Aktivitas manufaktur di Indonesia menunjukkan pertumbuhan signifikan, menutup tahun 2024 dengan optimisme tinggi. Pada Desember 2024, Purchasing Managers’ Index (PMI) Indonesia naik ke level 51,2 dari sebelumnya 49,6 pada November. Angka ini menandakan ekspansi, sekaligus menjadi pencapaian tertinggi sejak Mei 2024. Pertumbuhan ini didorong oleh peningkatan produksi dan lonjakan permintaan baru, baik dari pasar domestik maupun internasional, menjelang libur Natal dan Tahun Baru.
Kepala Badan Kebijakan Fiskal Kementerian Keuangan, Febrio Kacaribu, menyebut peningkatan ini sebagai sinyal positif bagi ekonomi nasional. “Kembalinya sektor manufaktur ke zona ekspansi merupakan pertanda baik. Ini menunjukkan bahwa perekonomian kita tetap kokoh menghadapi tantangan global maupun domestik. Kami optimis, pertumbuhan ekonomi Indonesia dapat melampaui 5% pada 2024,” ujarnya.
Di antara negara ASEAN lainnya, Indonesia tampil lebih baik. PMI Vietnam dan Malaysia, misalnya, masih berada di zona kontraksi dengan masing-masing mencatatkan angka 49,8 dan 48,6.
Konsumsi Domestik Jadi Pilar Utama
Permintaan domestik yang solid memainkan peran besar dalam mendukung kinerja manufaktur. Indeks Penjualan Ritel (IPR) tumbuh 1,7% secara tahunan (yoy) pada November 2024, naik dari 1,5% pada Oktober. Sementara itu, Indeks Keyakinan Konsumen (IKK) Bank Indonesia juga meningkat tajam, mencapai 125,9 pada November dibandingkan 121,1 pada bulan sebelumnya.
Tren ini menunjukkan daya beli masyarakat yang terus menguat di tengah inflasi yang terkendali. “Optimisme dari konsumen dan pelaku usaha, tercermin dari peningkatan indeks penjualan ritel, keyakinan konsumen, hingga aktivitas manufaktur yang ekspansif, memberikan modal kuat bagi kita untuk menghadapi tantangan tahun 2025,” tambah Febrio.

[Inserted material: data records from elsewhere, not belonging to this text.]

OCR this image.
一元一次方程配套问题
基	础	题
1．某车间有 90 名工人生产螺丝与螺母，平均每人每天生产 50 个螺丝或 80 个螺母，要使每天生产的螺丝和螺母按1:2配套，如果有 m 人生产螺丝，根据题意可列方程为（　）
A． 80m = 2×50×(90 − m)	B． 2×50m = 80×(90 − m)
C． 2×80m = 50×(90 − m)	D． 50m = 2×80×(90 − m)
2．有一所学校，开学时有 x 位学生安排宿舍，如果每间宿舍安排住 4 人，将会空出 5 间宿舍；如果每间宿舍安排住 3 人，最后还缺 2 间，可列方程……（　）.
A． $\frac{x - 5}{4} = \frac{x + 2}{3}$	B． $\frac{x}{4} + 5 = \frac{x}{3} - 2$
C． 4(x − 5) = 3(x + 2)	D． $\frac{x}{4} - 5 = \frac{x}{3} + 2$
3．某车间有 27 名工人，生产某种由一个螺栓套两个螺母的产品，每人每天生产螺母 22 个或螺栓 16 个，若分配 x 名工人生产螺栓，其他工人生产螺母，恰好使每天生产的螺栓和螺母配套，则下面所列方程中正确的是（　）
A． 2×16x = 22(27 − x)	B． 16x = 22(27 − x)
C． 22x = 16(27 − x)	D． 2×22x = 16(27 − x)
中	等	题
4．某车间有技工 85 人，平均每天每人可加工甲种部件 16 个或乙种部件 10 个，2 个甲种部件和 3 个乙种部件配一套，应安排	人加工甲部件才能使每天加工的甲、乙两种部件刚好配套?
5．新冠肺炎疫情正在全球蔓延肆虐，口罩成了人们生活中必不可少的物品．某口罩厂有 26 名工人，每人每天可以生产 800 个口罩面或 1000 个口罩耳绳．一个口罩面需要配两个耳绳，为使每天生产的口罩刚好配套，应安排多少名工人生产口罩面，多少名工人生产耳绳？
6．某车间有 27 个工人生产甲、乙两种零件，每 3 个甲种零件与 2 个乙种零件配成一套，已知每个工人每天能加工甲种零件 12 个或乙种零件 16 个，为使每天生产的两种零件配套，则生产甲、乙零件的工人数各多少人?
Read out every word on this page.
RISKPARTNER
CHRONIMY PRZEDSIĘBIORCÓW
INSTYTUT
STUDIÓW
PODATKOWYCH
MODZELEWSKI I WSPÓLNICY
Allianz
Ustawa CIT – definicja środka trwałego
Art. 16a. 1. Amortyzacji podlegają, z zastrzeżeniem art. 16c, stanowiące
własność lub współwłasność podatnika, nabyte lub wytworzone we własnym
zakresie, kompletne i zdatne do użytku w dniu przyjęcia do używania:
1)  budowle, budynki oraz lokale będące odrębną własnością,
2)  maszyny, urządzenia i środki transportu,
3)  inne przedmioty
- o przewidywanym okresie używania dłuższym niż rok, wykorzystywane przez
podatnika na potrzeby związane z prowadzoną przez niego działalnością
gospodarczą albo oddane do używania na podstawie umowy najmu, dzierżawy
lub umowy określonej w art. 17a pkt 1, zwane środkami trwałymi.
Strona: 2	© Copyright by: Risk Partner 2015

Selain itu, peningkatan aktivitas manufaktur di Indonesia turut membawa dampak positif pada penyerapan tenaga kerja, yang semakin memperkuat sektor ini.
Inflasi Terkendali, Kebijakan Pemerintah Berbuah Hasil
Sepanjang 2024, inflasi tetap berada dalam kisaran target pemerintah. Pada Desember, inflasi tercatat sebesar 1,57% (yoy), lebih rendah dibandingkan tahun sebelumnya yang mencapai 2,61%. Faktor utama yang menjaga stabilitas inflasi adalah melimpahnya stok pangan, cuaca yang mendukung, serta kebijakan pengendalian inflasi yang sinergis antara pusat dan daerah.
Inflasi inti, yang mencerminkan tren daya beli masyarakat, meningkat menjadi 2,26% (yoy) pada Desember 2024. Pertumbuhan ini didorong oleh sektor makanan, pakaian, dan perawatan pribadi, termasuk kenaikan harga emas. Namun, jika harga emas dikecualikan, inflasi inti tetap stabil di angka 1,72% (yoy).
Harga pangan juga terkendali dengan inflasi volatile food hanya mencapai 0,12% (yoy), jauh lebih rendah dibandingkan Desember 2023 yang mencapai 6,73%. Penurunan ini didukung oleh kebijakan pengendalian harga yang efektif, cuaca yang kondusif, dan stok pangan yang mencukupi.
Sementara itu, inflasi yang diatur pemerintah (administered price) juga melandai, turun ke 0,56% (yoy) dibandingkan 0,82% pada November. Penurunan tarif transportasi udara selama libur Natal dan Tahun Baru berkontribusi pada deflasi transportasi bulanan.
“Sinergi kebijakan antara fiskal, energi, dan transportasi telah membuahkan hasil. Kami akan terus memastikan momentum ini terjaga agar daya beli masyarakat tetap kuat,” pungkas Febrio.
Dengan berbagai indikator yang positif, pemerintah optimistis dapat terus mendorong pertumbuhan ekonomi yang inklusif dan berkelanjutan di tahun 2025.